Painting with Words

There’s always one viewer who can’t stand still long enough to sip in a picture. He’s looking for action and fizz – a heady cocktail of light and sound.

Living in the Port of Lyttelton affords me access to my own art gallery with its ever-changing display of scenes. Just when I’ve become accustomed to a particular aspect, the lighting changes or an intriguing ship arrives or a storm whips up the waves or a boat bursts into flames (as happened on Saturday). Let me paint in words a couple of pictures from yesterday and today for you, though artist I am not. 

Last night, after the crowds had left the beaches, hubby and I took our favourite walk along the bays – Magazine Bay to Corsair Bay to Cass Bay. A forest path with wooden steps dips into and out of the bays and in-between teeters on a ledge overlooking the inlets. We stopped for a rest and sat on a bench, motionless, marvelling at the still life before us.

It was as if the sea had been plastic wrapped to preserve peace forever. If I had but the skill I could show you on smooth paper using a large paintbrush wash of pastel blues and greens. The margins of the hills, beach and sea would bleed into each other lending a timeless appeal to the background. Once dry, restrained detail would be added with fine, long haired bristles and coloured inks of browns and taupes. I’d introduce you to the mismatched parallels of a broken jetty, edges weathered and resigned to their fate after devastating storms in 2000. One tiny horizontal dash would complete this serene twilight picture: a kayaker paddling stealthily, barely breaking the surface tension of the water. 

Solitary. Soundless. Soothing.

But there’s always one viewer who can’t stand still long enough to sip in a picture. He’s looking for action and fizz – a heady cocktail of light and sound. And art galleries nowadays cater for them with “mixed media” works.

Our coastal calm was gatecrashed by a seagull desperate for a mid-evening nibble. What a pity I can’t show you a motion picture of his comical antics. It’s impossible to record on paper the rhythmic “thwack” that echoed into the evening as the bird repeatedly dropped his mussel from a height onto the jetty. Or how his wings hunched with growing frustration that the hard shelled creature refused to crack. Or how we sat forward on our bench, caught up in the desperation of the scene. I’m sure you would have sighed in unison with us when eventually the snack splattered onto the board walk. Greedy beak gobbled it whole and then glided right out of our frame, not waiting to hear the sound of our laughter. We sat a while longer watching the colours in the bay darken, then returned home relaxed and closed the curtains on a hushed port, unusually empty of ships after the public holiday.

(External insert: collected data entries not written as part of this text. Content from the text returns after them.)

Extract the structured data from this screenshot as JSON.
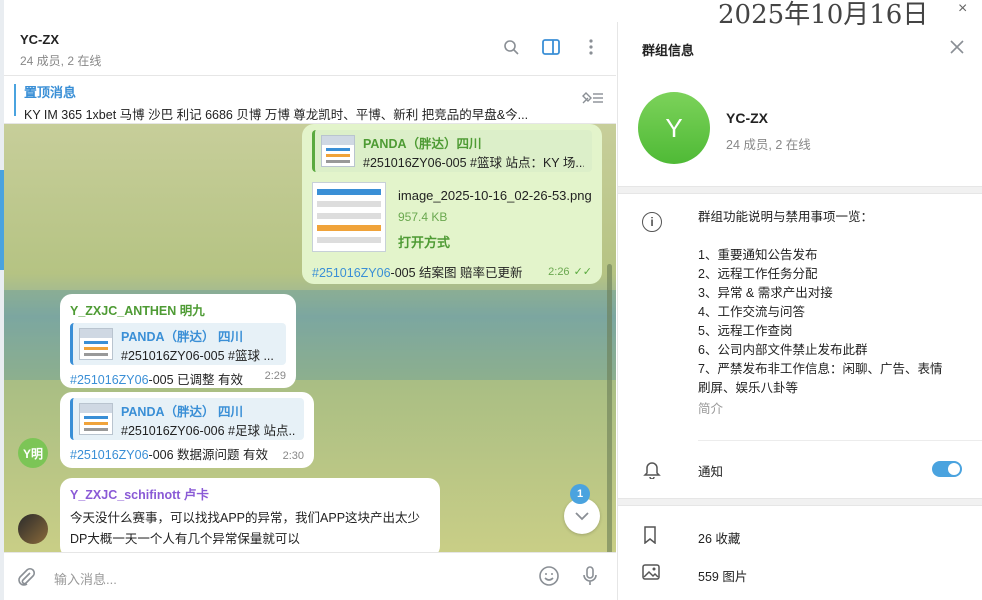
{
  "overlay": {
    "date": "2025年10月16日",
    "close": "×"
  },
  "chat": {
    "title": "YC-ZX",
    "subtitle": "24 成员, 2 在线",
    "pinned": {
      "title": "置顶消息",
      "text": "KY  IM 365 1xbet 马博 沙巴 利记 6686 贝博 万博 尊龙凯时、平博、新利 把竞品的早盘&今..."
    },
    "messages": [
      {
        "reply_name": "PANDA（胖达）四川",
        "reply_text": "#251016ZY06-005 #篮球 站点：KY 场...",
        "file_name": "image_2025-10-16_02-26-53.png",
        "file_size": "957.4 KB",
        "file_action": "打开方式",
        "tag": "#251016ZY06",
        "text": "-005  结案图  赔率已更新",
        "time": "2:26",
        "check": "✓✓"
      },
      {
        "sender": "Y_ZXJC_ANTHEN 明九",
        "reply_name": "PANDA（胖达） 四川",
        "reply_text": "#251016ZY06-005 #篮球 ...",
        "tag": "#251016ZY06",
        "text": "-005 已调整 有效",
        "time": "2:29"
      },
      {
        "reply_name": "PANDA（胖达） 四川",
        "reply_text": "#251016ZY06-006 #足球 站点...",
        "tag": "#251016ZY06",
        "text": "-006 数据源问题 有效",
        "time": "2:30",
        "avatar": "Y明"
      },
      {
        "sender": "Y_ZXJC_schifinott 卢卡",
        "line1": "今天没什么赛事，可以找找APP的异常，我们APP这块产出太少",
        "line2": "DP大概一天一个人有几个异常保量就可以"
      }
    ],
    "unread": "1",
    "compose_placeholder": "输入消息..."
  },
  "info": {
    "header": "群组信息",
    "avatar_letter": "Y",
    "name": "YC-ZX",
    "subtitle": "24 成员, 2 在线",
    "description": [
      "群组功能说明与禁用事项一览：",
      "",
      "1、重要通知公告发布",
      "2、远程工作任务分配",
      "3、异常 & 需求产出对接",
      "4、工作交流与问答",
      "5、远程工作查岗",
      "6、公司内部文件禁止发布此群",
      "7、严禁发布非工作信息：闲聊、广告、表情",
      "刷屏、娱乐八卦等"
    ],
    "description_label": "简介",
    "notify_label": "通知",
    "media": [
      {
        "icon": "bookmark-icon",
        "label": "26 收藏"
      },
      {
        "icon": "image-icon",
        "label": "559 图片"
      }
    ]
  },
  "colors": {
    "accent": "#4aa3df",
    "green": "#4fba36"
  }
}
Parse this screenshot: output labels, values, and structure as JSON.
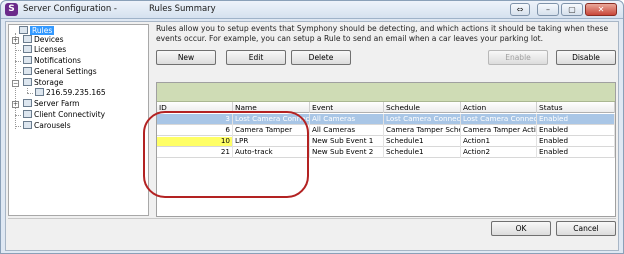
{
  "window": {
    "title_left": "Server Configuration -",
    "title_right": "Rules Summary",
    "app_icon_letter": "S",
    "controls": [
      "⇔",
      "–",
      "▢",
      "✕"
    ]
  },
  "tree": {
    "items": [
      {
        "label": "Rules",
        "icon": "rules-icon",
        "selected": true
      },
      {
        "label": "Devices",
        "icon": "devices-icon"
      },
      {
        "label": "Licenses",
        "icon": "licenses-icon"
      },
      {
        "label": "Notifications",
        "icon": "notifications-icon"
      },
      {
        "label": "General Settings",
        "icon": "settings-icon"
      },
      {
        "label": "Storage",
        "icon": "storage-icon"
      },
      {
        "label": "216.59.235.165",
        "icon": "server-icon"
      },
      {
        "label": "Server Farm",
        "icon": "server-farm-icon"
      },
      {
        "label": "Client Connectivity",
        "icon": "client-icon"
      },
      {
        "label": "Carousels",
        "icon": "carousel-icon"
      }
    ]
  },
  "main": {
    "description": "Rules allow you to setup events that Symphony should be detecting, and which actions it should be taking when these events occur. For example, you can setup a Rule to send an email when a car leaves your parking lot.",
    "buttons": {
      "new": "New",
      "edit": "Edit",
      "delete": "Delete",
      "enable": "Enable",
      "disable": "Disable"
    },
    "grid": {
      "columns": [
        "ID",
        "Name",
        "Event",
        "Schedule",
        "Action",
        "Status"
      ],
      "rows": [
        {
          "id": "3",
          "name": "Lost Camera Connection",
          "event": "All Cameras",
          "schedule": "Lost Camera Connecti...",
          "action": "Lost Camera Connecti...",
          "status": "Enabled"
        },
        {
          "id": "6",
          "name": "Camera Tamper",
          "event": "All Cameras",
          "schedule": "Camera Tamper Sche...",
          "action": "Camera Tamper Action",
          "status": "Enabled"
        },
        {
          "id": "10",
          "name": "LPR",
          "event": "New Sub Event 1",
          "schedule": "Schedule1",
          "action": "Action1",
          "status": "Enabled"
        },
        {
          "id": "21",
          "name": "Auto-track",
          "event": "New Sub Event 2",
          "schedule": "Schedule1",
          "action": "Action2",
          "status": "Enabled"
        }
      ]
    }
  },
  "footer": {
    "ok": "OK",
    "cancel": "Cancel"
  },
  "colors": {
    "selection": "#3399ff",
    "row_selected": "#a9c6e6",
    "group_band": "#cfdcb5",
    "highlight": "#ffff66",
    "annotation": "#b32222"
  }
}
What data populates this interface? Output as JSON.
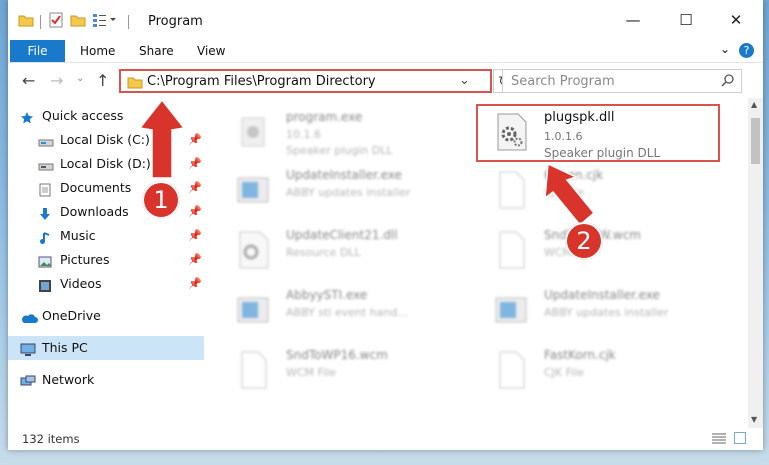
{
  "window": {
    "title": "Program",
    "minimize_glyph": "—",
    "maximize_glyph": "☐",
    "close_glyph": "✕"
  },
  "ribbon": {
    "tabs": [
      "File",
      "Home",
      "Share",
      "View"
    ]
  },
  "nav": {
    "back_glyph": "←",
    "forward_glyph": "→",
    "up_glyph": "↑",
    "help_glyph": "?"
  },
  "address": {
    "path": "C:\\Program Files\\Program Directory"
  },
  "search": {
    "placeholder": "Search Program"
  },
  "sidebar": {
    "items": [
      {
        "label": "Quick access",
        "icon": "star-icon"
      },
      {
        "label": "Local Disk (C:)",
        "icon": "drive-icon",
        "pinned": true
      },
      {
        "label": "Local Disk (D:)",
        "icon": "drive-icon",
        "pinned": true
      },
      {
        "label": "Documents",
        "icon": "documents-icon",
        "pinned": true
      },
      {
        "label": "Downloads",
        "icon": "download-icon",
        "pinned": true
      },
      {
        "label": "Music",
        "icon": "music-icon",
        "pinned": true
      },
      {
        "label": "Pictures",
        "icon": "pictures-icon",
        "pinned": true
      },
      {
        "label": "Videos",
        "icon": "videos-icon",
        "pinned": true
      },
      {
        "label": "OneDrive",
        "icon": "cloud-icon"
      },
      {
        "label": "This PC",
        "icon": "computer-icon",
        "selected": true
      },
      {
        "label": "Network",
        "icon": "network-icon"
      }
    ]
  },
  "files": [
    {
      "name": "program.exe",
      "line2": "10.1.6",
      "line3": "Speaker plugin DLL"
    },
    {
      "name": "plugspk.dll",
      "line2": "1.0.1.6",
      "line3": "Speaker plugin DLL"
    },
    {
      "name": "UpdateInstaller.exe",
      "line2": "ABBY updates installer"
    },
    {
      "name": "KBaen.cjk",
      "line2": "CJK File"
    },
    {
      "name": "UpdateClient21.dll",
      "line2": "Resource DLL"
    },
    {
      "name": "SndToWPW.wcm",
      "line2": "WCM File"
    },
    {
      "name": "AbbyySTI.exe",
      "line2": "ABBY sti event hand..."
    },
    {
      "name": "UpdateInstaller.exe",
      "line2": "ABBY updates installer"
    },
    {
      "name": "SndToWP16.wcm",
      "line2": "WCM File"
    },
    {
      "name": "FastKorn.cjk",
      "line2": "CJK File"
    }
  ],
  "status": {
    "items_count": "132 items"
  },
  "annotations": {
    "step1": "1",
    "step2": "2",
    "color": "#d9342b"
  }
}
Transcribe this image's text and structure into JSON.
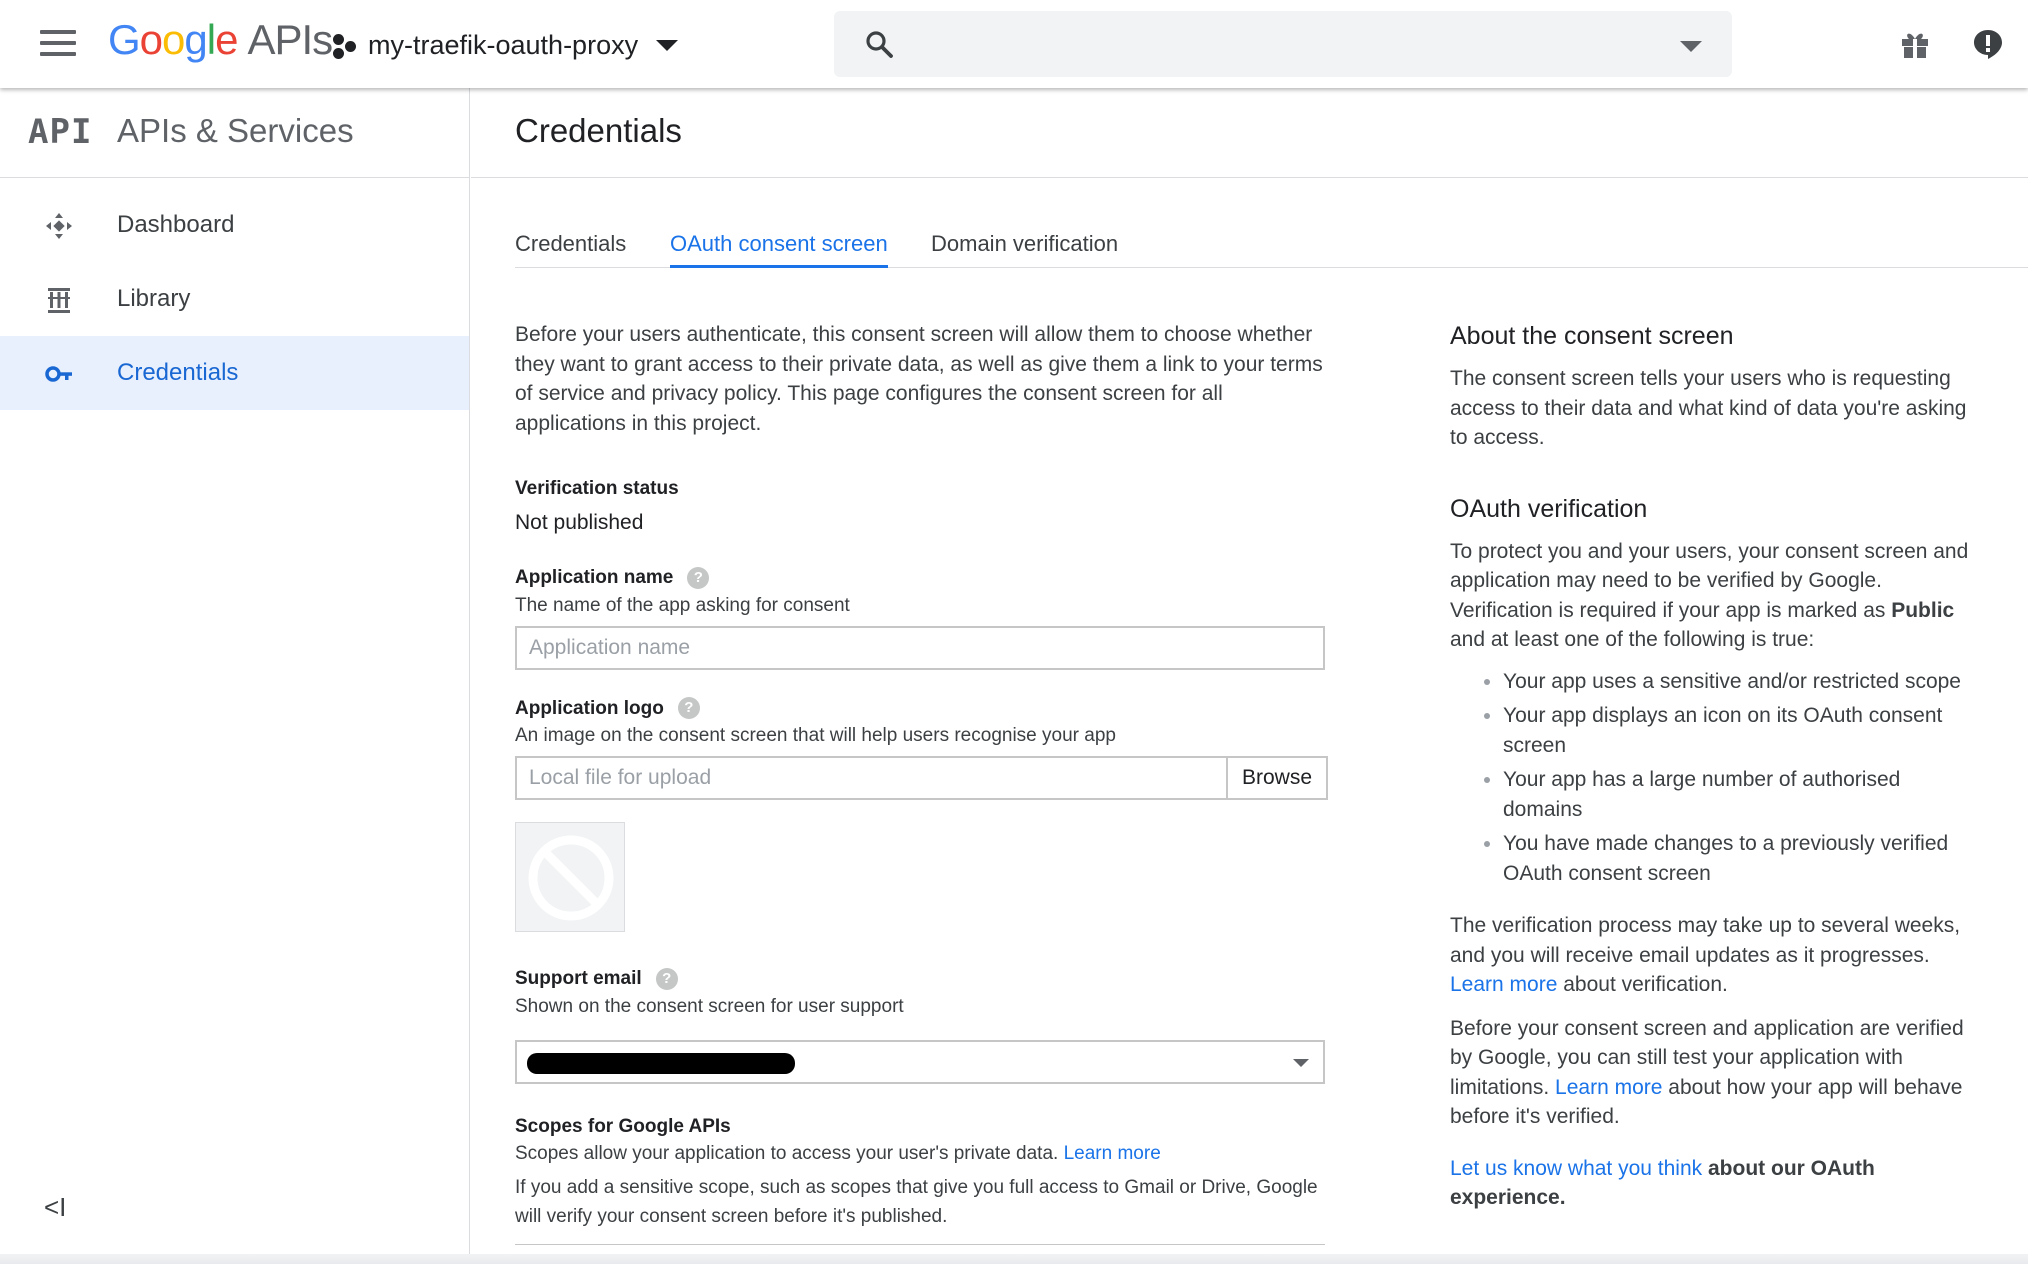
{
  "header": {
    "logo_letters": [
      "G",
      "o",
      "o",
      "g",
      "l",
      "e"
    ],
    "logo_suffix": "APIs",
    "project_name": "my-traefik-oauth-proxy",
    "search_placeholder": ""
  },
  "sidebar": {
    "badge": "API",
    "title": "APIs & Services",
    "items": [
      {
        "label": "Dashboard",
        "icon": "dashboard-icon",
        "active": false
      },
      {
        "label": "Library",
        "icon": "library-icon",
        "active": false
      },
      {
        "label": "Credentials",
        "icon": "key-icon",
        "active": true
      }
    ],
    "collapse_label": "<I"
  },
  "main": {
    "title": "Credentials",
    "tabs": [
      {
        "label": "Credentials",
        "active": false
      },
      {
        "label": "OAuth consent screen",
        "active": true
      },
      {
        "label": "Domain verification",
        "active": false
      }
    ]
  },
  "form": {
    "intro": "Before your users authenticate, this consent screen will allow them to choose whether they want to grant access to their private data, as well as give them a link to your terms of service and privacy policy. This page configures the consent screen for all applications in this project.",
    "verification_status_label": "Verification status",
    "verification_status_value": "Not published",
    "app_name_label": "Application name",
    "app_name_desc": "The name of the app asking for consent",
    "app_name_placeholder": "Application name",
    "app_logo_label": "Application logo",
    "app_logo_desc": "An image on the consent screen that will help users recognise your app",
    "app_logo_placeholder": "Local file for upload",
    "browse_label": "Browse",
    "support_email_label": "Support email",
    "support_email_desc": "Shown on the consent screen for user support",
    "scopes_label": "Scopes for Google APIs",
    "scopes_desc": "Scopes allow your application to access your user's private data.",
    "scopes_link": "Learn more",
    "scopes_note": "If you add a sensitive scope, such as scopes that give you full access to Gmail or Drive, Google will verify your consent screen before it's published.",
    "help_glyph": "?"
  },
  "about": {
    "heading": "About the consent screen",
    "text": "The consent screen tells your users who is requesting access to their data and what kind of data you're asking to access.",
    "oauth_heading": "OAuth verification",
    "oauth_text_1": "To protect you and your users, your consent screen and application may need to be verified by Google. Verification is required if your app is marked as",
    "oauth_text_bold": "Public",
    "oauth_text_2": "and at least one of the following is true:",
    "bullets": [
      "Your app uses a sensitive and/or restricted scope",
      "Your app displays an icon on its OAuth consent screen",
      "Your app has a large number of authorised domains",
      "You have made changes to a previously verified OAuth consent screen"
    ],
    "process_text": "The verification process may take up to several weeks, and you will receive email updates as it progresses.",
    "process_link": "Learn more",
    "process_suffix": "about verification.",
    "test_text": "Before your consent screen and application are verified by Google, you can still test your application with limitations.",
    "test_link": "Learn more",
    "test_suffix": "about how your app will behave before it's verified.",
    "feedback_link": "Let us know what you think",
    "feedback_suffix": "about our OAuth experience."
  },
  "colors": {
    "accent": "#1a73e8",
    "active_nav_bg": "#e8f0fe"
  }
}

I woke with a jolt this morning to see a very different panoramic scene from my window – a video loop of activity: crowds of anonymous figures being industrious on the wharves. A canvas with rough weave would be in keeping with the inclement weather. Use of oil paints means applications can be reworked over several hours – necessary for a such dynamic scene. Detail of the landscape is inconsequential now which is a good job because there is no play of light today on the crooks and crevices of the hills. Clouds are rolling in and the winds have texturised the sea with daubs of muddy blue.

Laurence Lowry, one of England’s favourite artists (b.1887, d.1976) painted industrial landscapes and busy crowds. His simple colour palette of ivory black, vermilion, Prussian blue, yellow ochre and flake white would work splendidly for my painting. Instead of his ‘matchstick’ figures though I would add simplistic ‘matchbox’ vehicles: dot-dash-dot-dash sooty blobs for the coal train; red streak of a bus driving across the railway over-bridge and blue smudge of tug bobbing on the water.

The main hub is the container terminal. Straddle cranes are constantly reconfiguring a mosaic of thousands of stacked metal boxes, trucks are queueing to be loaded with cargo. Mid-ground, yellow vehicles with petrifying pincers are plucking logs off lorries and expertly placing these giant matchsticks into stable towers. Several ships slipped into port over night. Vehicles with flashing lights are tending them. Though it seems chaotic from a distance, there are no wild splurges of random paint – all movements within port are deliberate and carefully monitored.

Fortunately for me, when the hurry gets too much I only need lower my eyes to the foreground within the frame. There lays my ‘Monet garden’ – impression of tranquility – as my flowers have the freedom to splash colours around in the breeze.